Warga menggunakan hak pilih di TPS yang menggunakan bus untuk bilik suara pada Pemilihan Kepala Daerah (Pilkada) Solo di Tempat Pemungutan Suara (TPS) 7 Tegalmulyo, Nusukan, Banjarsari, Solo, Jawa Tengah, Rabu (9/12). Kelompok Penyelenggara Pemungutan Suara (KPPS) Tegalmulyo memanfaatkan bus pariwisata sebagai bilik suara untuk menarik minat warga setempat berpartisipasi dan menggunakan hak pilih pada pilkada serentak di Solo. ANTARA FOTO/Maulana Surya/ama/15.

Palu, Aktual.com – Dr Darwis, pengamat politik dan dosen FISIP Untad menyinggung menurunnya tingkat partisipasi masyarakat dalam menyuarakan hak pilihnya. Menurut dia, hal itu lebih pada persoalan individu figur.

Selain itu kata dia, juga adanya kejenuhan masyarakat, karena yang selalu tampil adalah figure yang sama, tidak ada sirkulasi poitik yang melahirkan seorang pemimpin yang betul-betul ingin berjuang dan memiliki sifat negarawan.

Oleh karena itu, partai dan elit politik kita perlu mengintropeksi diri bahwa sebaiknya perlu membangun etika politik yang semakin bagus, ini juga berkaitan dengan system pengkaderan di tingkat partai.

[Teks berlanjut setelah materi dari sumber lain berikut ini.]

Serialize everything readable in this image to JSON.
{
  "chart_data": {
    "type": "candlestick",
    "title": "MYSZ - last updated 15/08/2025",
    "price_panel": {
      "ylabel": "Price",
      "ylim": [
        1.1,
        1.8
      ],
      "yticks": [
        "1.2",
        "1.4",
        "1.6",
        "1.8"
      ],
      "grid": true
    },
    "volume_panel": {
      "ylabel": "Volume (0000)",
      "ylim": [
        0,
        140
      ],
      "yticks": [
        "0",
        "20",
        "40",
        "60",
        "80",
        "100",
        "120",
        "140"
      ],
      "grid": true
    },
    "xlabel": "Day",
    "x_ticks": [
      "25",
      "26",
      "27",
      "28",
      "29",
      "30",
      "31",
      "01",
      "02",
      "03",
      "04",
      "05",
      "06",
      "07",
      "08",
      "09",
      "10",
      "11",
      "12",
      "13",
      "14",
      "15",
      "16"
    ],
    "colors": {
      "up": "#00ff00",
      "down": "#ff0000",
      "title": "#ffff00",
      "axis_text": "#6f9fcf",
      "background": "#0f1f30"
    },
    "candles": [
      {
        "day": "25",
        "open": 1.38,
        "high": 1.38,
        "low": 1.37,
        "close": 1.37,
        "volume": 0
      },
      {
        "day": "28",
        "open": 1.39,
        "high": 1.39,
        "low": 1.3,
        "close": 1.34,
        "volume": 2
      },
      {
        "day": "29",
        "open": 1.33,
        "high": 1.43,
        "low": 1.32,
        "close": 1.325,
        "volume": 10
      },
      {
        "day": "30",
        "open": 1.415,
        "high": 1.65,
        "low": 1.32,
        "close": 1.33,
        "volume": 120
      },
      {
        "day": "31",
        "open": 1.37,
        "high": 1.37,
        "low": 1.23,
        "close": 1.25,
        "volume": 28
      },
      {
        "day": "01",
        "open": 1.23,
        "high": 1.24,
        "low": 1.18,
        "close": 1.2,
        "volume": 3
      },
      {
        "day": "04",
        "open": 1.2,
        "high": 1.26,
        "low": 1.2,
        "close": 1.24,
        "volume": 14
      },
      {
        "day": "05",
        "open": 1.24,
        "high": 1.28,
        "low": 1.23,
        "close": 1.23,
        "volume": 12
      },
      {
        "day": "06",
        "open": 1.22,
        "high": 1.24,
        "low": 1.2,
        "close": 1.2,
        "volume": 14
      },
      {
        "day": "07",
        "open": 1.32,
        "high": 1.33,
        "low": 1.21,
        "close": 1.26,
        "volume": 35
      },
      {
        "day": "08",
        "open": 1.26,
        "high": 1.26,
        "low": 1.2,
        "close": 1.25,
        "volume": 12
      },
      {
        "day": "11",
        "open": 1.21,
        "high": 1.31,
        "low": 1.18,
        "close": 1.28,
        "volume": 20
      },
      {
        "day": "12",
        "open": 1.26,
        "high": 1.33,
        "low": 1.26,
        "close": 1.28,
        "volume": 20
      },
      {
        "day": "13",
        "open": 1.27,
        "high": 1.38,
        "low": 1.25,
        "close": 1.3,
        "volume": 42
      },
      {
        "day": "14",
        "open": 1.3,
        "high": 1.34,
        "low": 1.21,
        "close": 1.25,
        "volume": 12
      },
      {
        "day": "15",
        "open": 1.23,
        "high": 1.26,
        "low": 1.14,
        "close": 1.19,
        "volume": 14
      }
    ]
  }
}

“Saya kira kaderisasi sangat penting, namun etika politiklah yang paling penting. Elit politik yang bercokol di partai harus merekonstruksi kembali etika politik itu mencari figur yang memang layak dijual dan bermoral, menjunjung tinggi etika politik tanpa melihat ada uang atau tidak. Partai harus legowo mencari figur yang mengakar tanpa melihat adanya ‘Mahar’,” katanya, Selasa (15/12).

Sistem mahar itulah kata dia yang menggerus kualitas demokrasi. Ada orang yang memiliki ketokohan tapi tidak miliki uang, maka tidak dipilih.

Selanjutnya, bagaimana melahirkan sistem desentralisasi politik, tidak mesti DPP partai di tingkat pusat yang menentukan calon siapa saja yang diusung. Karena yang ada saat ini siapa yang bermitra menjadi kewenangan DPP untuk menentukan, hanya karena persoalan mahar politik itu.

“Ini juga yang membuat masyakat kecewa dan menurunkan partisipasi itu, juga membuat konflik internal partai di tingkat bawah,” katanya.

Intinya kata dia, kurangnya partsipasi adalah sebuah sikap politik masyarakat itu sendiri.

“Dan kita tidak bisa menyalahkan masyarakat, justru ini menjadi instrospeksi pemerintah, elit politik kita harus betul-betul menggerus politik pragmatis yang notabene melahirkan politik transaksional dan melahirkan pemimpin yang tidak amanah,” imbuhnya.